“What’s your name, barman?”  It was the voice of a someone who thought he had a right to know.
   
Phil ignored the question.  After several minutes of not being able to see the French girl, he had caught another glimpse of her face – smiling at a stranger who was taking away one of the chairs.  
   
“What is your name?” the man repeated.  He was over six foot tall – and,
for all Phil knew, an executive from the pub’s management company playing undercover detective.
   
“I’m Phil.”  
   
“Let me guess, Phil,” the man continued in a slow, condescendingly deliberate tone.  He wore an expensive watch, and Armani suit.  “The manager takes Mondays off.”
   
Wise guy.  Lucky guess.  The French girl’s wine glass was empty. Why was she still hanging around?  Maybe Phil had got her wrong.  It was hardly the first time he’d imagined a romantic halo clinging to a girl who took his fancy.

“But you are not going to get away with it, Phil.  I asked and paid for a double measure of single malt whisky.  This is blended whisky if it’s whisky at all.”
   
“I assure you…sir…”  Sir?  Sir was a word Phil never used.  
   
Soon he would clear the tables.  If he were nearer to her and found an excuse to bend down, he might get a glimpse of the French girl’s knickers – or their absence.  Phil needed to despise her, to restore his self esteem.

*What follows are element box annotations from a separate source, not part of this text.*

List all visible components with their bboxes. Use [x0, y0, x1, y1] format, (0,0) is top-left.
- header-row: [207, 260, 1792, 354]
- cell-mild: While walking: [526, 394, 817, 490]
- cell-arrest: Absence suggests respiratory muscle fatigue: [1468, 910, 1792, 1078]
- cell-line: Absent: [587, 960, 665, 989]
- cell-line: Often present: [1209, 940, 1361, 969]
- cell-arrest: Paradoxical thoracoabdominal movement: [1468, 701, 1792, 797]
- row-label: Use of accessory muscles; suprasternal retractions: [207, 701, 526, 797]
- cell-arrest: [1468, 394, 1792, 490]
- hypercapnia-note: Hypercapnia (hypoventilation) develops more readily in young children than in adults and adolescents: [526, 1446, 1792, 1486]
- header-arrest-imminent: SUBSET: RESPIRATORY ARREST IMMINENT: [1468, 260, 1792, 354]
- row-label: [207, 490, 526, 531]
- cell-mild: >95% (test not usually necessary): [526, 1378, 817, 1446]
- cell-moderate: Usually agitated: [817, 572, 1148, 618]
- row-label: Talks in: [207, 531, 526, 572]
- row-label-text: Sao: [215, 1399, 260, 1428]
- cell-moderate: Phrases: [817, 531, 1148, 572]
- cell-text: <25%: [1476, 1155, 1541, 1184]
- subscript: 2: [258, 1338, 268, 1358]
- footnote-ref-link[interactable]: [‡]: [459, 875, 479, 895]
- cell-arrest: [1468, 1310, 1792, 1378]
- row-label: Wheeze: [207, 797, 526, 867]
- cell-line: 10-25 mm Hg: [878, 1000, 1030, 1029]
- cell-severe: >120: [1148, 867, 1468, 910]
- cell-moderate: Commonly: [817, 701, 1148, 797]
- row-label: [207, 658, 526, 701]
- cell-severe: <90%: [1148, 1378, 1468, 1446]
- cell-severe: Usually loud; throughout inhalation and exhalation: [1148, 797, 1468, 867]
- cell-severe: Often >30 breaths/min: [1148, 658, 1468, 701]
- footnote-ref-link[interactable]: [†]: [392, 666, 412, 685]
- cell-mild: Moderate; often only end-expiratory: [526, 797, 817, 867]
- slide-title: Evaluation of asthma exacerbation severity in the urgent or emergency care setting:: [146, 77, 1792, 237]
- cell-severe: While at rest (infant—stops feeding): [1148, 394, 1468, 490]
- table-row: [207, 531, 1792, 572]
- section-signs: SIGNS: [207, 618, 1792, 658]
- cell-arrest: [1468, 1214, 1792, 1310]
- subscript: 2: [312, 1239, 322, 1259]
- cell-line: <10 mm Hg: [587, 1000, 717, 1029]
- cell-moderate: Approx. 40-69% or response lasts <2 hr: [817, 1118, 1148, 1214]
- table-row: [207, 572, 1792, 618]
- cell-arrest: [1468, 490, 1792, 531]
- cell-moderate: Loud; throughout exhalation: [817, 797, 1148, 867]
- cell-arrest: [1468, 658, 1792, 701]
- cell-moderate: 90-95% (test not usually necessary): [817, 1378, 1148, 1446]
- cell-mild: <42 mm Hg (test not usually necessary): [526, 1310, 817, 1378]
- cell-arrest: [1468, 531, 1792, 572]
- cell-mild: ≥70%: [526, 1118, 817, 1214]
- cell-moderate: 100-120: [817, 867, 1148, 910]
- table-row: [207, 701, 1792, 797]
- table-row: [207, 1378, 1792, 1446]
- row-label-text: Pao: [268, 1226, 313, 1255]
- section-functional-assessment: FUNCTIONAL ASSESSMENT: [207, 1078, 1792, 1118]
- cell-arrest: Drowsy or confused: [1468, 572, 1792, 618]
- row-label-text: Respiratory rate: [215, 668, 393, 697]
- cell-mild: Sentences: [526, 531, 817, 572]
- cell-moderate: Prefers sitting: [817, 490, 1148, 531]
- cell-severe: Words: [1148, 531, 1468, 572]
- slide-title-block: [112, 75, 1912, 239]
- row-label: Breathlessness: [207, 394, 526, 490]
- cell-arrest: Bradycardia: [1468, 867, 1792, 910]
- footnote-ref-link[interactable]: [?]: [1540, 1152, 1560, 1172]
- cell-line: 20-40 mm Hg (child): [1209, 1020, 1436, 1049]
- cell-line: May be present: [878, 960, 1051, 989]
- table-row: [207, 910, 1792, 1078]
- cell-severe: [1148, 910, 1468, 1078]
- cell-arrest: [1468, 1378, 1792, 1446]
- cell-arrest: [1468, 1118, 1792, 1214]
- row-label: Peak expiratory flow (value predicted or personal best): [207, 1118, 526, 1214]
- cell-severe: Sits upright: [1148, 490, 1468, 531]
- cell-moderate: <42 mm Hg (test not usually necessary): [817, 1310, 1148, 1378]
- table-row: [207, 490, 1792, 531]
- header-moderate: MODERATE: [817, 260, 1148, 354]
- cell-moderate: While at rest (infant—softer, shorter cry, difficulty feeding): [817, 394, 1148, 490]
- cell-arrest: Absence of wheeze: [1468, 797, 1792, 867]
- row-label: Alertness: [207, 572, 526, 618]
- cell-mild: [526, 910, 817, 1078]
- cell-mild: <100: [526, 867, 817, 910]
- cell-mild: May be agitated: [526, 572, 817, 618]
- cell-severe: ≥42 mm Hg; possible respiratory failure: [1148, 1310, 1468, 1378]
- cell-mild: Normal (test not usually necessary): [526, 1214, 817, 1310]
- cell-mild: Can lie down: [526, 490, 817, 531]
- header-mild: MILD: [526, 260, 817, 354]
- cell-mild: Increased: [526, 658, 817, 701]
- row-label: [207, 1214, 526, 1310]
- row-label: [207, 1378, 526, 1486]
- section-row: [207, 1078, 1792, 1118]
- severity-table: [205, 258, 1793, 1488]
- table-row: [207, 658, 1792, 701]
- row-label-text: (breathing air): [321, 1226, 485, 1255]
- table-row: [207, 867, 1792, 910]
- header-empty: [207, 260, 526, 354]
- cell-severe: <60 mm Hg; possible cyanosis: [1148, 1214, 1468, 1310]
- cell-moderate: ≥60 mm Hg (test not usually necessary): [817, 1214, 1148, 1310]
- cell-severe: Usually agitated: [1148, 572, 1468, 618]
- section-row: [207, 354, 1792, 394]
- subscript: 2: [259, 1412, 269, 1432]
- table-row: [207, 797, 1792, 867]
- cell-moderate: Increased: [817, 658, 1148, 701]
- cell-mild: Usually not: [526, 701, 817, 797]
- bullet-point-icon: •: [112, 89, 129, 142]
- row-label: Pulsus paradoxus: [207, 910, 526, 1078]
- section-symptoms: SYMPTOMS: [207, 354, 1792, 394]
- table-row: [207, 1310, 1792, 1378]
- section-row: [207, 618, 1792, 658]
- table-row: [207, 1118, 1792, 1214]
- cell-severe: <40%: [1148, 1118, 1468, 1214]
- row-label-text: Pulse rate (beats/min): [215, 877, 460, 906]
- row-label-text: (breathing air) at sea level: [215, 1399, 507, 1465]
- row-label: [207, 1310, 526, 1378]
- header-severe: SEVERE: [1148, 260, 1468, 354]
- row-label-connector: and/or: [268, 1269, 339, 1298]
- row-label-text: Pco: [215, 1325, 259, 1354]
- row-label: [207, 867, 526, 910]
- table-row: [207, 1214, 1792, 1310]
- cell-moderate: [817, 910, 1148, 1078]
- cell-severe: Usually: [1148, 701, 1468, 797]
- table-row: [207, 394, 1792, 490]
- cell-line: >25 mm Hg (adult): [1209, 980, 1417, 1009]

“Show me the bottle!” the tall man demanded.
   
“It’s next door, fixed to an optic.”  Both the malt and the blended, side by side.  
   
“Well, better still, Phil, open a new bottle.  I wish to see an unopened bottle of twelve year old single malt whisky.  Then you can fill the glass, right here in front of me.”  
   
Phil retreated to the back bar and found a bottle of Glen Morangie.  On his return, he made a point of pouring a generous measure.  Of course it felt humiliating.
   
Less humiliating, though than the way the French girl seemed to be looking through him.  For the first time he thought her eyes looked hard and predatory.  “Come down here to sample the low life, have you, sir?” he asked the man in the Versace suit.
   
“Low life?”  He held out his glass for another measure.
   
Phil nodded in the direction of  the French girl.
   
“Ah!” the man exhaled, as if he had already noticed her.
   
“Quite something, isn’t she?  She works for the escort agency round the corner,” Phil improvised, “but business is often slack on Mondays.”  At the time he almost believed himself.